Numa conferência de imprensa em Caracas o coordenador do OVP, Humberto Prado, explicou que aquele organismo divide os estabelecimentos prisionais em dois tipos, os do sistema nacional, que inclui as cadeias de máximas segurança e é gerido pelo Ministério dos Serviços Penitenciários e as comissarias ou calabouços de entidades policiais, municipais e regionais.
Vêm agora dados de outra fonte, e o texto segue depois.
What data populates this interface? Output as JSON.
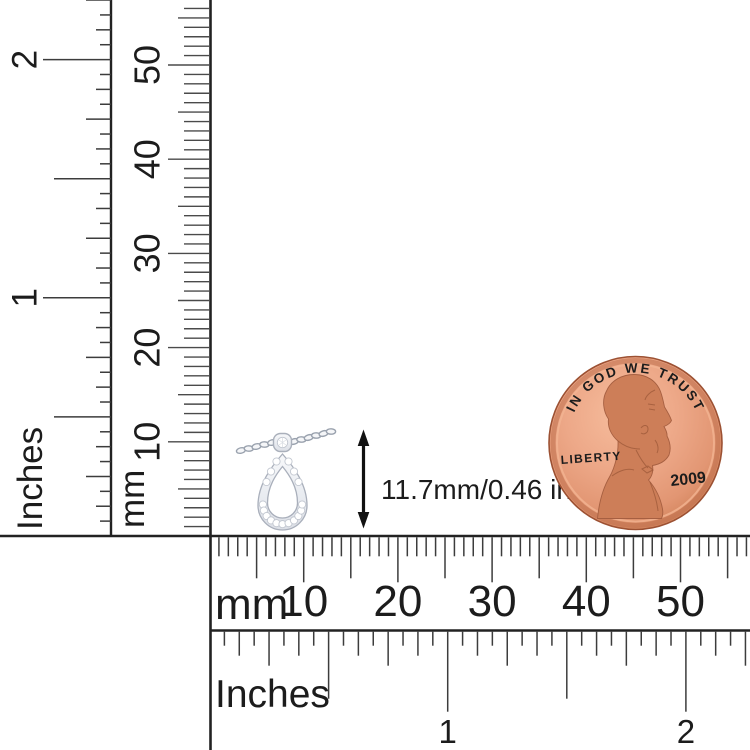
{
  "annotation": {
    "size_label": "11.7mm/0.46 in"
  },
  "rulers": {
    "vertical_inches": {
      "unit_label": "Inches",
      "numbers": [
        1,
        2
      ]
    },
    "vertical_mm": {
      "unit_label": "mm",
      "numbers": [
        10,
        20,
        30,
        40,
        50
      ]
    },
    "horizontal_mm": {
      "unit_label": "mm",
      "numbers": [
        10,
        20,
        30,
        40,
        50
      ]
    },
    "horizontal_inches": {
      "unit_label": "Inches",
      "numbers": [
        1,
        2
      ]
    }
  },
  "coin": {
    "motto": "IN GOD WE TRUST",
    "liberty_label": "LIBERTY",
    "year": "2009"
  },
  "colors": {
    "ink": "#1c1c1c",
    "tick": "#3c3c3c",
    "penny_field_light": "#f4b795",
    "penny_field": "#eba484",
    "penny_field_dark": "#d98a64",
    "penny_rim": "#b96a47",
    "penny_edge": "#9c5133",
    "penny_bust": "#cd7e58",
    "penny_bust_line": "#9c5838",
    "penny_text": "#8a4c30",
    "metal_fill": "#eef0f4",
    "metal_stroke": "#a9afbb",
    "diamond_stroke": "#c2c7d0"
  }
}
Além da situação de sobrelotação e de violência os presos venezuelanos estão ainda sujeitos, segundo aquele responsável, pela deterioração de condições de saúde, com “72% dos detidos a apresentarem doenças dermatológicas e 18% doenças respiratórias”.

Entre os novos problemas prisionais está a malnutrição ocasionada por falta de alimentos que, segundo o OVP registou “dez mortos” em 2016 e ainda três casos de “canibalismo”.

Segundo a imprensa local, na Venezuela existem 13 centros prisionais de alta segurança e 19 calabouços temporários, em polícias e tribunais.